In 1942 was elected to be a member of the scientific committee of RDS (Royal Dublin Society). She served on the council from 1973 to 1977, and she was the vice-president from 1975 to 1977. In 1949 she was one of the first women to be elected to the RIA (the Royal Irish Academy). Three other women were elected at the same time as her.

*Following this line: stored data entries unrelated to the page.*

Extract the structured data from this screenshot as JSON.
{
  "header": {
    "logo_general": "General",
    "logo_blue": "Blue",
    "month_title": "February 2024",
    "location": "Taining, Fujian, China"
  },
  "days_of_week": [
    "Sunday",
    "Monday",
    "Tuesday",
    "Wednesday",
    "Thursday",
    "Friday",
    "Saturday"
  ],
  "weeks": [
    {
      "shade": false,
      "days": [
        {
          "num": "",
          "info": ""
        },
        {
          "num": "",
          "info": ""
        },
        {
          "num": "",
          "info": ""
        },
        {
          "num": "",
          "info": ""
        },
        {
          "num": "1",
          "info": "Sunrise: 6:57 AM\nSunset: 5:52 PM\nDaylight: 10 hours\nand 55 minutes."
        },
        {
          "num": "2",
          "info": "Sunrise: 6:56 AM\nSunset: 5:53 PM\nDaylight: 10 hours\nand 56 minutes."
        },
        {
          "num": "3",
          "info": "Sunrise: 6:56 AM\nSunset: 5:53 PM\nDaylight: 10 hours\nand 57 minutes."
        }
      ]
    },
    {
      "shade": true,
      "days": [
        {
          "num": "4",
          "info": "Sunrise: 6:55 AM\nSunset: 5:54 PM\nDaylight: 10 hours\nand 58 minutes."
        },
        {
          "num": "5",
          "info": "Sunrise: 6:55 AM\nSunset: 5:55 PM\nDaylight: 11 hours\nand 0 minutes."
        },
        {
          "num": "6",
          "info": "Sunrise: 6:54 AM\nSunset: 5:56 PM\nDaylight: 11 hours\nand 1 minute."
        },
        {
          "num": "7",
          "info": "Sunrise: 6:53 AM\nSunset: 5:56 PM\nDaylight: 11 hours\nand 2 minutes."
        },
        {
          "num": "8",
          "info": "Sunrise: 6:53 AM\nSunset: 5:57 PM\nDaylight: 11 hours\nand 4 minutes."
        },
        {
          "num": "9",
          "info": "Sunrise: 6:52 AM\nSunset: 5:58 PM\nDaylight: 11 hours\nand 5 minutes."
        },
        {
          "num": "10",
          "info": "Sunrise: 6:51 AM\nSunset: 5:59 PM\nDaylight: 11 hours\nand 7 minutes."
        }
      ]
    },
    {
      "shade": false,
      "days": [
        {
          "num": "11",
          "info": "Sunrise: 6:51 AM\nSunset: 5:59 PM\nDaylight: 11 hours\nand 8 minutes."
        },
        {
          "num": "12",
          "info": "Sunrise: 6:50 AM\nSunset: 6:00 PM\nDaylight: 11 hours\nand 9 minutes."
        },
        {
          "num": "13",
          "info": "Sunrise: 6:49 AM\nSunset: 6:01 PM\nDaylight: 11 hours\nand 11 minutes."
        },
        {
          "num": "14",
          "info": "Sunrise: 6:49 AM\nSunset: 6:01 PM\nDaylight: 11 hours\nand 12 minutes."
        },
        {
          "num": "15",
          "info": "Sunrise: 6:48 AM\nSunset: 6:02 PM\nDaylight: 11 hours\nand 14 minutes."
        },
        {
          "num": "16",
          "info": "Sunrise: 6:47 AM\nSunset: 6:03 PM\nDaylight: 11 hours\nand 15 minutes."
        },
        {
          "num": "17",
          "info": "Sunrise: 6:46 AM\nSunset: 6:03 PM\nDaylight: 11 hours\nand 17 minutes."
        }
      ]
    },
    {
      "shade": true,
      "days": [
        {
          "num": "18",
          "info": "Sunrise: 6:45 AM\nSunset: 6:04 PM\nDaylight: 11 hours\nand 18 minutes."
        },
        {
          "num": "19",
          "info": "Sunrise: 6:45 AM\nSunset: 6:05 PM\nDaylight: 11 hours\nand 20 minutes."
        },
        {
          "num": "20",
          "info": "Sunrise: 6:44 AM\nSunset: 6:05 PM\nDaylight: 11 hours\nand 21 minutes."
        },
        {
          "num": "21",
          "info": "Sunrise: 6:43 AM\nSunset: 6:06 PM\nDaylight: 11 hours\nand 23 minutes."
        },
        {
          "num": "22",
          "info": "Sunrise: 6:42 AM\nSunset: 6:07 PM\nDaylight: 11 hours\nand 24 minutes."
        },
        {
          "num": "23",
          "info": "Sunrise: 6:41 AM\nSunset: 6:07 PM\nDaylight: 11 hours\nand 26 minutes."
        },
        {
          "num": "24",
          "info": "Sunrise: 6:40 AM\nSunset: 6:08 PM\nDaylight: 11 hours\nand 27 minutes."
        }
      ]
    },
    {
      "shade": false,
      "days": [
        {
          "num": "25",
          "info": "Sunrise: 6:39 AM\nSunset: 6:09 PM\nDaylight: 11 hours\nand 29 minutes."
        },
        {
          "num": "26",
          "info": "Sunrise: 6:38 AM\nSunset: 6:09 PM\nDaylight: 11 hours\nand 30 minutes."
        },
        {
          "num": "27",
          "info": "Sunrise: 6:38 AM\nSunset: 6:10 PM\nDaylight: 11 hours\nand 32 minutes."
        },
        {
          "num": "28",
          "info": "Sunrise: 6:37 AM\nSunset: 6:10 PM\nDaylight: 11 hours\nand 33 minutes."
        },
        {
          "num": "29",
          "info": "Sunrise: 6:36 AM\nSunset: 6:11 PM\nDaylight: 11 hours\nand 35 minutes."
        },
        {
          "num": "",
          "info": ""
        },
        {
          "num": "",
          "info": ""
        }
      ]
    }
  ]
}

She was elected to the RIA council in 1973, where she served from 1973 to 1977, and she served as vice-president from 1975 to 1977.

=== Awards and recognition ===
In 1943, Clinch was awarded an honorary Doctorate of Science (D.Sc.), based on the strength of her published scientific work.

On 30 March 1961 she became the first woman to receive the Boyle Medal from the RDS (Royal Dublin Society). The next woman to receive the award was Margaret Murnane, a physicist, who was awarded 50 years later. Clinch received the award in recognition of her publications and scientific work.

In 2016 portraits of the first four women elected to the RIA, including Phyllis Clinch, were hung at the RIA's Academy House. This is the first time that women's portraits had been hung at the Academy House since the RIA was founded 230 years earlier. The portraits were created by Vera Klute, and relatives of the women were present as the portraits were unveiled. The portraits were a result of the Women on the Walls campaign, created by Accenture, which works to promote the careers of women in STEM.

=== Notable work ===
In the 1930s Clinch gained international fame for the work that she did to reveal complex viruses in potatoes. She identified symptomless viruses and viruses that damaged potato stocks. Her findings about viruses were then used by the Department of Agriculture to develop potatoes free of diseases for farmers which was beneficial to the Irish potato industry. She later focused on pathogens in sugar beets in addition to identifying six viruses in tomatoes. The Department of Agriculture asked her to identify the agents of disease in tomatoes and sugar beets so that recommendations could be made on how to control the agents.

== Miscellanea ==
According to nephew Paul Clinch, in a brief biosketch by consulting company Accenture, generations of students referred to Clinch by the respectful nickname "Auntie Phyll".